Yeah. And if you feel like instead of a company, you feel you believe in a trend, you can try and look for an ETF that meets that trend. Yeah. So if you really believe in electric cars and autonomous driving, you can find an ETF for that. And so you should you could target based on your belief systems and what you have conviction in that way you can stay in the market.


Tom Vaughan:

Yeah, doing the same thing, actually. So I look at that, and I say to myself, Okay, will that category be bigger in five years, and so there’s a ETF at iShares called IE, Dr. Id RP, that I have cloud computing is another one, I think it will be bigger in five years, Clean Energy, I like, you know, for five year run here, and you know, just trying to accumulate healthcare, I like at this levels, you know, five years from now. And so, you know, you’re exactly right, you can buy an ETF that’s kind of buying the entire ecosystem of that particular category. And cybersecurity is another one that I have to so you can kind of combine, you got your my portfolios, you know, I’ve got this broad index pieces, and I’ve got these kind of targeted ETFs, like cloud computing, and then I have some individual stocks that I really believe in, right, so that, you know, again, that’s just my outlook on it. I think there’s some opportunities here, in this particular downturn, just trying to accumulate some of those. And I’ve been very happy, at least in the updates, that my portfolio has outperformed the market. So I’m hopeful that if the market does recovery, I my portfolio outperformed the market during that recovery period. So we’ll see what happens.

Easan Arulanantham:

Yeah, but you have to remember, when you’re introducing these individual stocks, you’re going to add volatility. And so your updates could be worse, they could be better, but you’re you’re not going to be as close to the market. And so you’re gonna have to be able to stomach that kind of movement.

Tom Vaughan:

Yeah, exactly. Most likely, you’ll fall more on the down days, because what you’re really doing is just adding beta, what they call beta, which is its volatility versus the market.
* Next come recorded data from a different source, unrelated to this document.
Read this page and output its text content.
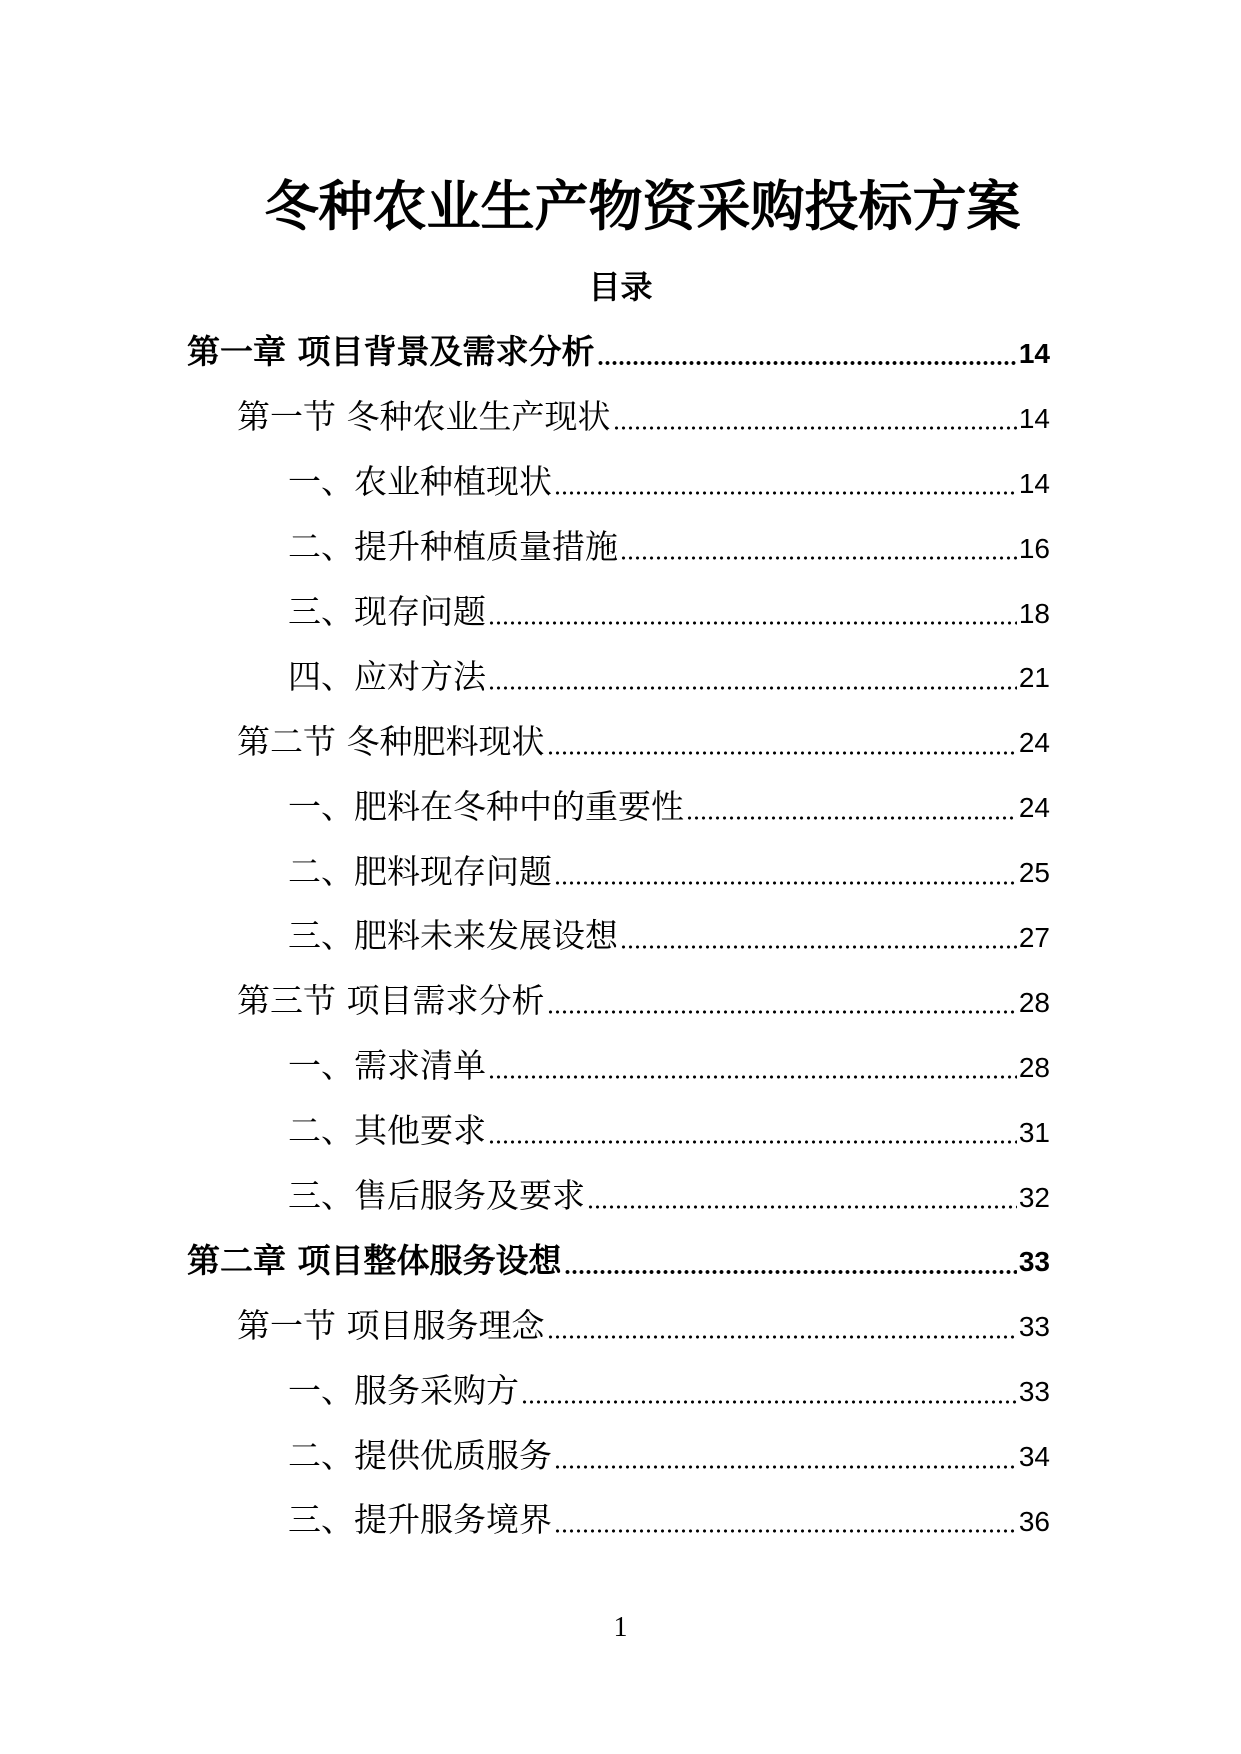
冬种农业生产物资采购投标方案
目录
第一章 项目背景及需求分析	14
第一节 冬种农业生产现状	14
一、农业种植现状	14
二、提升种植质量措施	16
三、现存问题	18
四、应对方法	21
第二节 冬种肥料现状	24
一、肥料在冬种中的重要性	24
二、肥料现存问题	25
三、肥料未来发展设想	27
第三节 项目需求分析	28
一、需求清单	28
二、其他要求	31
三、售后服务及要求	32
第二章 项目整体服务设想	33
第一节 项目服务理念	33
一、服务采购方	33
二、提供优质服务	34
三、提升服务境界	36
1
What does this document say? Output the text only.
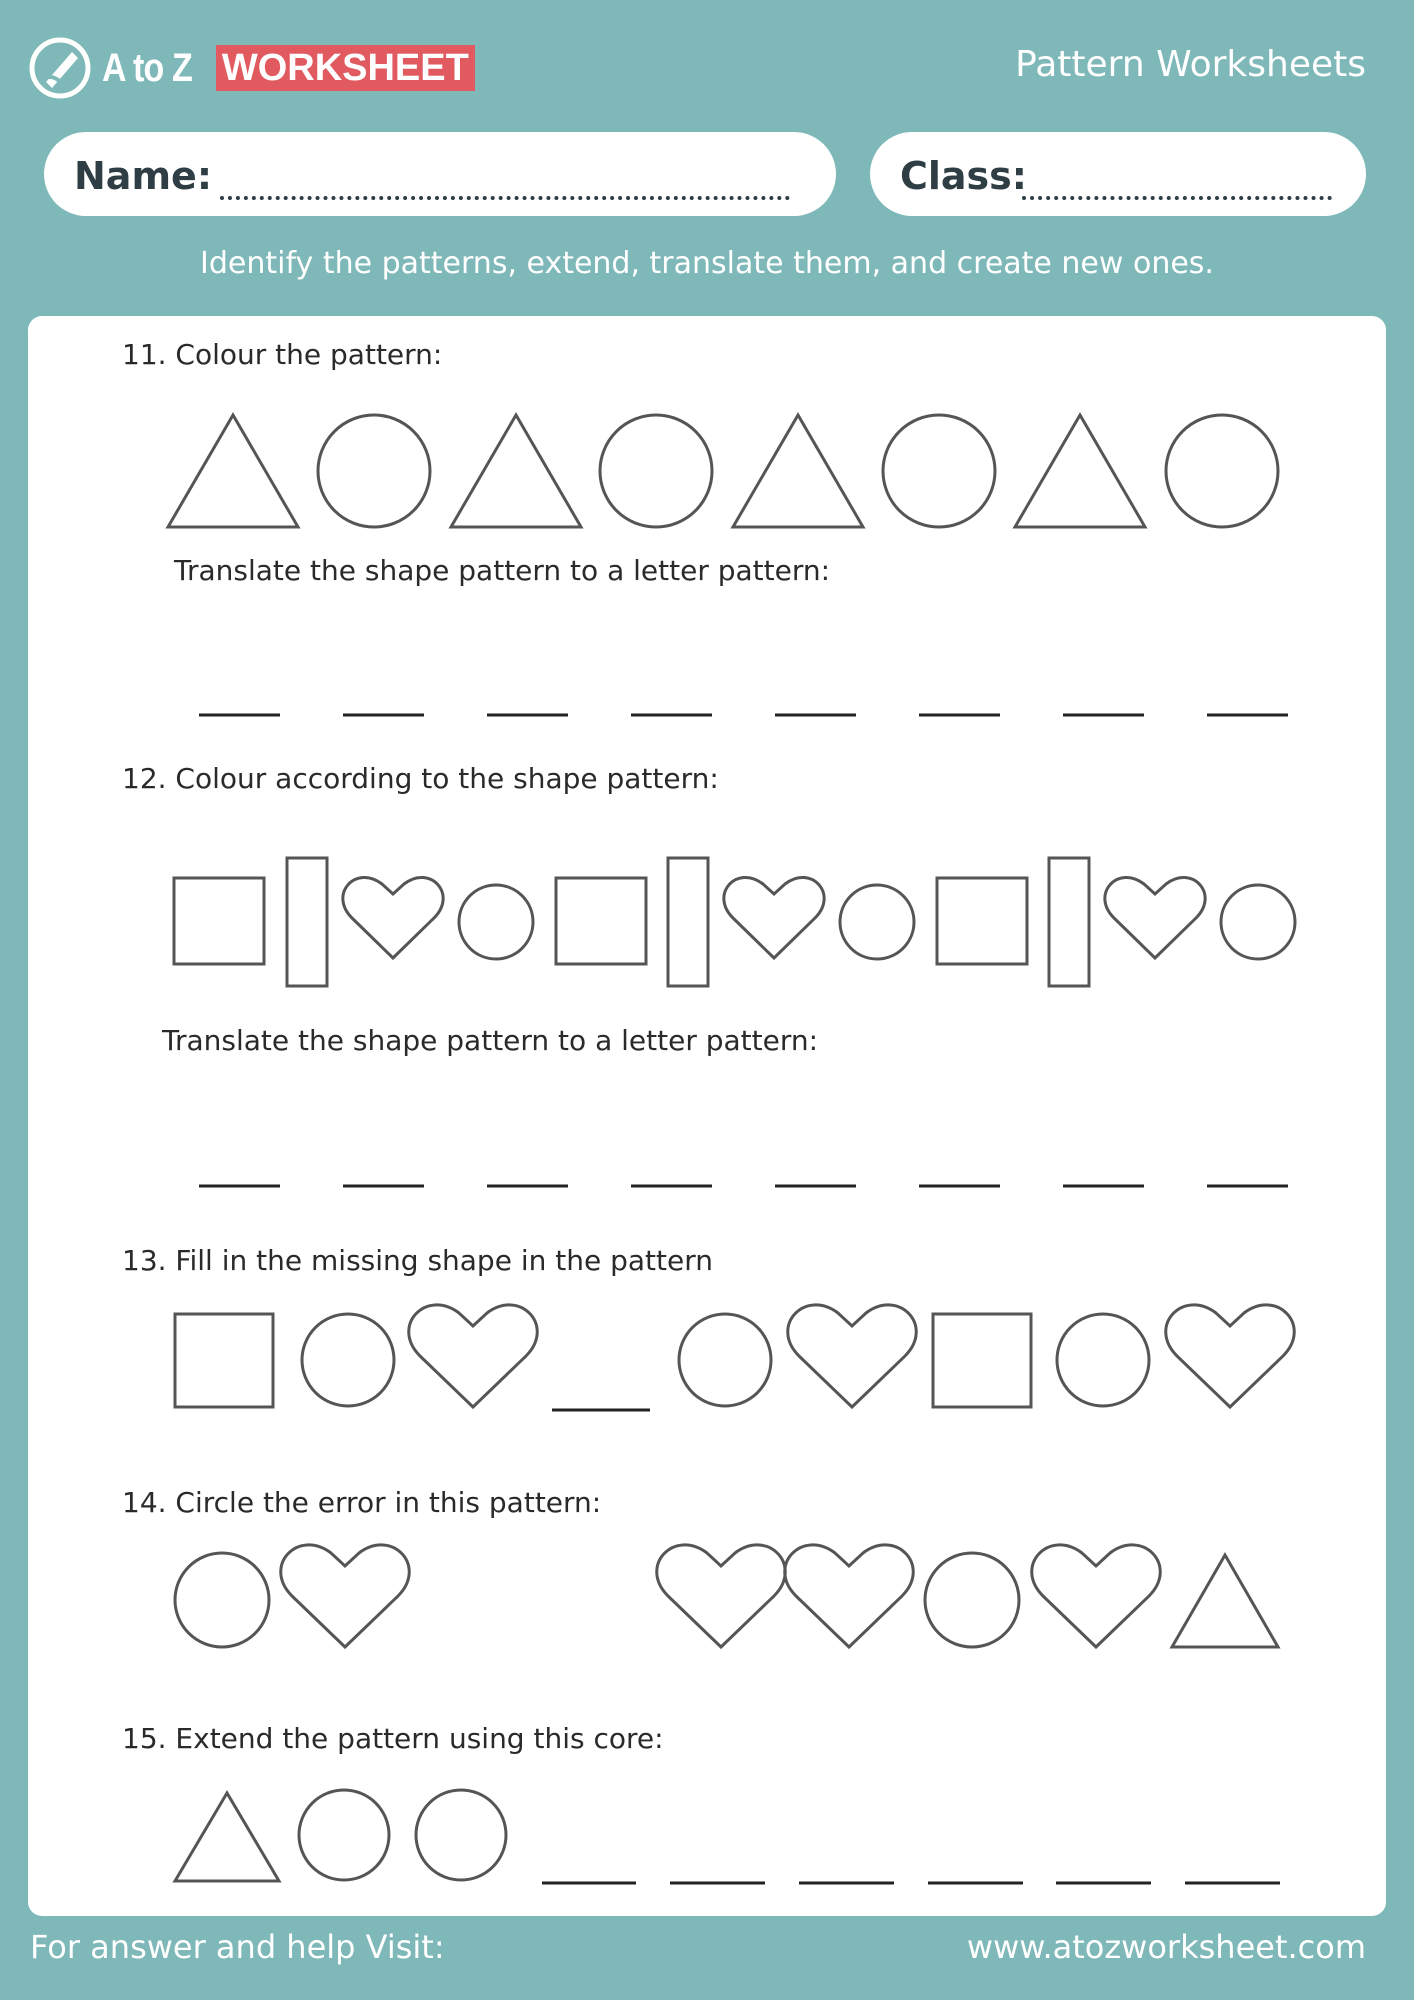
A to Z WORKSHEET	Pattern Worksheets
Name:	Class:
Identify the patterns, extend, translate them, and create new ones.
11. Colour the pattern:
Translate the shape pattern to a letter pattern:
12. Colour according to the shape pattern:
Translate the shape pattern to a letter pattern:
13. Fill in the missing shape in the pattern
14. Circle the error in this pattern:
15. Extend the pattern using this core:
For answer and help Visit:	www.atozworksheet.com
And so, you know, again, that can be a bad thing. You have to be very careful when the markets coming down, you know, because you’re actually adding more volatility, which most likely means you’re going to come down further. And again, I think that’s why you need conviction in those pieces that you do have, if you want to continue to buy, and maybe you stretch your timeline if possible. So again, it depends on your age. And your situation is whether you should be doing that. What we’re talking about here isn’t something I do for the clients per se. We stick to the basics with the clients, but And that seems to work quite well. It’s just again, just trying to answer the question from my own personal experience.